Do You Get Enough Wind for a Wind-Energy System?
Part of the Wind Power For Dummies Cheat Sheet
Analyzing your wind resource (your site's average wind speed, measured in miles per hour) is one of the hardest jobs you face when selecting a wind-electric system; no single method gives you exact numbers. To come up with a good estimate of your site's average wind speed, combine as many of the following strategies as possible:
Put up a recording anemometer at the proposed wind generator height to measure your actual wind resource; you often need to do it over the course of a year or more.
Use a small test turbine with a watt-hour meter to give you some data while giving you a bit of energy; you can learn important lessons from the experience.
Consult wind maps and roses, which show generalized wind resource information for your area.
Sift through local weather data, which may be an excellent source of wind resource information.
Live on site with eyes and ears open to note seasonal variations in wind.
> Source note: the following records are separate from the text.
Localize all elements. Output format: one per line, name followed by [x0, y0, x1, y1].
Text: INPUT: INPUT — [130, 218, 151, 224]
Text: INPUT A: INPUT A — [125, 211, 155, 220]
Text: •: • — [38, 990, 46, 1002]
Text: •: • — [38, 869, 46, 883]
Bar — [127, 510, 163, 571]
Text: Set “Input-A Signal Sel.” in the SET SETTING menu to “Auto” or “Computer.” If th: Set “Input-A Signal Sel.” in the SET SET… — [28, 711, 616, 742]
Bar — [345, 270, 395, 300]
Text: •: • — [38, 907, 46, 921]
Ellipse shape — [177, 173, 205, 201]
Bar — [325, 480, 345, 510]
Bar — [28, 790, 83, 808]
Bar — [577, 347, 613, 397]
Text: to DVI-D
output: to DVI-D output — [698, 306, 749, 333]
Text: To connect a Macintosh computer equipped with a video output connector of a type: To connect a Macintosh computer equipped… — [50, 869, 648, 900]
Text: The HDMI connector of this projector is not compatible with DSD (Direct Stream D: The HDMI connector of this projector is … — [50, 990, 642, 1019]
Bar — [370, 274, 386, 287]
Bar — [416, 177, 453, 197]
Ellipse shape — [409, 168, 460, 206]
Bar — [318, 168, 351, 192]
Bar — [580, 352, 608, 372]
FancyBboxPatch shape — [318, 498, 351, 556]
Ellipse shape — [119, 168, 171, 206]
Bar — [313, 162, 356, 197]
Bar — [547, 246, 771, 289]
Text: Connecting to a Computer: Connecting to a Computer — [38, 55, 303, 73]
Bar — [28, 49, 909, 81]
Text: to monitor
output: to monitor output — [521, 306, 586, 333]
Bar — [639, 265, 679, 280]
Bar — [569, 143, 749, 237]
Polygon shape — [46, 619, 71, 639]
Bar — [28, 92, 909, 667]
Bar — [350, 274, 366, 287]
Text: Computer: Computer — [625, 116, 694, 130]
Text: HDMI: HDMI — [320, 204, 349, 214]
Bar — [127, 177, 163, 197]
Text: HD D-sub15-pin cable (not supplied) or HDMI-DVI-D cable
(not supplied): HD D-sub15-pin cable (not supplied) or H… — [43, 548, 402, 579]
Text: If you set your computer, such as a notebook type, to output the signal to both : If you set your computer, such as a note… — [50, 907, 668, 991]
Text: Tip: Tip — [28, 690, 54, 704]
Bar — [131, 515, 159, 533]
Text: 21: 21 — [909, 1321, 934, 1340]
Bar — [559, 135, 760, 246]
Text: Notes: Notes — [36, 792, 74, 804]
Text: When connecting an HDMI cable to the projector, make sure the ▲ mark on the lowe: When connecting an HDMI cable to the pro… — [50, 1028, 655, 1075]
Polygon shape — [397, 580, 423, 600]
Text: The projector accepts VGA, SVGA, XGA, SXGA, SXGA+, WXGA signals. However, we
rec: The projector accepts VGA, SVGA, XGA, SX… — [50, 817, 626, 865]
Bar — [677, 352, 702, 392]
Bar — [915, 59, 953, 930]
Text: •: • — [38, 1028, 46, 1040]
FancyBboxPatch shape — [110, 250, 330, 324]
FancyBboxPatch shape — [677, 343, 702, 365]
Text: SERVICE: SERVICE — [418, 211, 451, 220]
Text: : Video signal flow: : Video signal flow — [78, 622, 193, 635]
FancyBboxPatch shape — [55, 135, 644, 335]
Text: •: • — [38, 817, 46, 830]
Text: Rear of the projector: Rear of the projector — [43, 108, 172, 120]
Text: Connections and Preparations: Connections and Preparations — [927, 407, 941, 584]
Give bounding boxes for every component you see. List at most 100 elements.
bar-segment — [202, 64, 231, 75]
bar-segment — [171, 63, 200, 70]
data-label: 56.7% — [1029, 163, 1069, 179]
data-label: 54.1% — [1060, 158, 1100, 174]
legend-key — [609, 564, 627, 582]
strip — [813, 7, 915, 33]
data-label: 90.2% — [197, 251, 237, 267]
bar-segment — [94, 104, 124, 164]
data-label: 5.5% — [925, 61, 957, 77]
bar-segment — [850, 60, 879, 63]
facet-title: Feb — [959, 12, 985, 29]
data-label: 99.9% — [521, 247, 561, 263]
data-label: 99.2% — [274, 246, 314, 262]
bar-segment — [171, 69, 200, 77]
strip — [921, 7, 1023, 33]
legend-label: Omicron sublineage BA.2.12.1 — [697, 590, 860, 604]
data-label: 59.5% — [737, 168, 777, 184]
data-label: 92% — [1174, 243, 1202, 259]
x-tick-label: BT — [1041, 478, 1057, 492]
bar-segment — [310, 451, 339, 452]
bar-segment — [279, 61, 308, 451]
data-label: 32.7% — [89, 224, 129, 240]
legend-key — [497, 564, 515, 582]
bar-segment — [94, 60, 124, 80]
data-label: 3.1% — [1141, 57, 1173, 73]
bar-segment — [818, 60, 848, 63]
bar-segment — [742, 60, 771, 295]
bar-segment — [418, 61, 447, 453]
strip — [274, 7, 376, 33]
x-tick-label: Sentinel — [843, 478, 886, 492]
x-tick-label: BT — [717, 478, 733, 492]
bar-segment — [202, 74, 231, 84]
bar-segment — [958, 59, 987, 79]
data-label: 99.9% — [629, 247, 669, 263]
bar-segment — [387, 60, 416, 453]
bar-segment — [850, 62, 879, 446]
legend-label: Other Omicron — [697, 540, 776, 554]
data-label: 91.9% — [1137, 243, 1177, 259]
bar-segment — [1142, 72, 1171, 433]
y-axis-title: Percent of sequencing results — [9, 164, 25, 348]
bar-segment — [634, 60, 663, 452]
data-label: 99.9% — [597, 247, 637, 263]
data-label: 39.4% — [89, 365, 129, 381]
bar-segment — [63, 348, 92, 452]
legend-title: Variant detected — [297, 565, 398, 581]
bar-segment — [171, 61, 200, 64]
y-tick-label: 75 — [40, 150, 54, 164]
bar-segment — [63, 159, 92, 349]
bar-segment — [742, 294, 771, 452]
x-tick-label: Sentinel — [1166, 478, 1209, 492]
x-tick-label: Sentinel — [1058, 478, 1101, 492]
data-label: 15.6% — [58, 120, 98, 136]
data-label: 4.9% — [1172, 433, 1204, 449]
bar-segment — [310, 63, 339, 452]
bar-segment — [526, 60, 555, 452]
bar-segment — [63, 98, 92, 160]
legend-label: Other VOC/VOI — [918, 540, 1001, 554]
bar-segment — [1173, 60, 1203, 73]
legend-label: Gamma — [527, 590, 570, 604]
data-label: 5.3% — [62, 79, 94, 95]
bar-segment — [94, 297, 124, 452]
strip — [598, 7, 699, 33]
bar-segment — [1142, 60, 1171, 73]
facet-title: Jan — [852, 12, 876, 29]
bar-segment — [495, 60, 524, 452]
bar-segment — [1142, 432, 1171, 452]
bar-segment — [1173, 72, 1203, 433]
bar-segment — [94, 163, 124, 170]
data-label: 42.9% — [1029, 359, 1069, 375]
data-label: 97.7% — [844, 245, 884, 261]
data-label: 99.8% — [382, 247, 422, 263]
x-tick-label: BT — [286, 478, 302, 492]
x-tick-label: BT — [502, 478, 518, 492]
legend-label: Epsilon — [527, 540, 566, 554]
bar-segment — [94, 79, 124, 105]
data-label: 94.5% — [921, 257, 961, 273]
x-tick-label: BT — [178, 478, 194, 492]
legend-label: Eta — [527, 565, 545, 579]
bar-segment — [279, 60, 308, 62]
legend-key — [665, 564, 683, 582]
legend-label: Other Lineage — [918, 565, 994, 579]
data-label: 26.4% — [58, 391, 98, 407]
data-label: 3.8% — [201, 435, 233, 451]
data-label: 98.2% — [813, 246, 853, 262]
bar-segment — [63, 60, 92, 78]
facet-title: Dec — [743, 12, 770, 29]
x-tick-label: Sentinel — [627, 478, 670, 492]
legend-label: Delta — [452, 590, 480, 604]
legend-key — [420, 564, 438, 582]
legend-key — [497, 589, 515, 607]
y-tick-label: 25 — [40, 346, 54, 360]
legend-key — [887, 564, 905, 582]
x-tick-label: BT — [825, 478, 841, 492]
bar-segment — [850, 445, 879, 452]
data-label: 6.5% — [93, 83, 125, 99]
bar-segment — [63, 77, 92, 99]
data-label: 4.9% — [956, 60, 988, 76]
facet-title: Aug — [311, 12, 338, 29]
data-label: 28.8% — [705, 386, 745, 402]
Climb something tall (like a tree that's on a high point on your property) and look at topography and obstructions; this can help you determine your optimum tower height.
Study vegetation, which may reflect how much wind you have; by reading the deformation of trees, you may be able to estimate your wind resource.
Talk with neighbors; they may give you valuable perspective on wind in your neighborhood, especially if your neighbors are wind-energy users.